Special temperature distribution

Another effect may also play a role in the Kijkduin case. The air temperature on December 25 was 1 to 2 degrees Celsius, it had frozen at night. The sea water was still at 7 or 8 degrees. The offshore wind thus carried cold air over relatively warm seawater. That may have reduced the curvature of the light rays just mentioned and brought the horizon closer. Minnaert, often quoted here, discusses that in part I of The physics of the free field, nota bene in relation to waves protruding above the horizon. He calls it “the convex surface of water.” Due to the special temperature distribution in the lower air layer above the sea, the earth appears more spherical than usual. Especially if you look at the horizon from a low position.

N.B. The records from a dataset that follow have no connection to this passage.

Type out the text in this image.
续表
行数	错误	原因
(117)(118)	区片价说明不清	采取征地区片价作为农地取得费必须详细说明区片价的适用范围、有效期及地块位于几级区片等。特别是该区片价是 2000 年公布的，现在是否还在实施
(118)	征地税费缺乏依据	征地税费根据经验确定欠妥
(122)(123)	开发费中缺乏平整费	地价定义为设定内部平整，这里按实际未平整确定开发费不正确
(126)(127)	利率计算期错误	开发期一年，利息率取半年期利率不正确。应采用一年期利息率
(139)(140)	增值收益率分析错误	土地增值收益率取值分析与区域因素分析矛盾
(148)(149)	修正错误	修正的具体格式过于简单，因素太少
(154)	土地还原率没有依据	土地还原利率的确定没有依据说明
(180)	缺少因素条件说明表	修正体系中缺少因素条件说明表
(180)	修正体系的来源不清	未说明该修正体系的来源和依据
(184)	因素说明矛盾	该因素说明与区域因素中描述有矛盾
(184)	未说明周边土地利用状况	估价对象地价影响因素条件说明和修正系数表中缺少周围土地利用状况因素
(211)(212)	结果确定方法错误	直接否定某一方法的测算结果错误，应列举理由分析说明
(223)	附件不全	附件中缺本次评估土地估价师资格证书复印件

Whether this actually happened is unclear, but in any case the considerations bring us compulsively to the ghostly floating ships in the photo. On September 21, editor Arlen Poort photographed a cruise ship sailing up the Loire. Poort sat on the north side of the estuary, at the Pointe de Chémoulin, shooting from a fairly steep beach. He estimates the height of the camera above the water at more than 2.5 meters. “Nothing seemed out of the ordinary until I looked at the photo and saw the ship hovering over the water.” Poort attributes it to imperfections of his smartphone with some hesitation.

Practically on the horizon

The glare on the water shows that the photo was taken in the direction of the sun. It was 2:19 p.m., according to the site suncalc.org, the sun was 6 degrees past the south. The intersection of the Port-ship sightline and the concreted fairway to Saint-Nazaire (to be found on nautical charts) provides the position of the cruise ship. It feeds 7 km away. A camera height of more than 2.5 meters puts the horizon at about 6 km. Practically sail the ship on the horizon and that’s how Poort remembers it. But the photo shows the horizon a lot lower. Weird.

There is a relationship with the Kijkduin observation. Also in France, the land wind, which was northeast, blew from the camera to the object. But this wind brought relatively warm air (22 degrees) over a relatively cold sea (estimated 18 degrees). So chance on a where water surface à la Minnaert. That could raise the horizon a bit in relation to the ship.

It remains to be guessed what it represents in practice. Time to contact physicist Siebren van der Werf who was in at the time The Nova Zembla phenomenon (Historische Uitgeverij, 2011) explained why, and reconstructed how, Barentsz and Van Heemskerck in January 1597 saw the sun after their hibernation two weeks earlier than seemed possible. It was a mirage, caused by an unusual temperature build-up in the low air layers around the Behoudt Huys.

What does Van der Werf think of the floating ship at Saint-Nazaire? It looks familiar to him. Last year there was attention for a floating ship at FalmouthSuffolk was added later. Both ships floated a relatively short distance above a calm sea. There was no distortion whatsoever in the image of the ship, which is usually the case with mirages. Meteorologists tried to explain the hovering, but it turned out to be a weakness of the cameras. Van der Werf: “The distant sea probably functions as a mirror, so that you can no longer distinguish between sky and mirrored sky. If you play with contrast, brightness, gamma correction and saturation in a photo editing program, you can often make the true horizon visible.” Then he conjured up the horizon.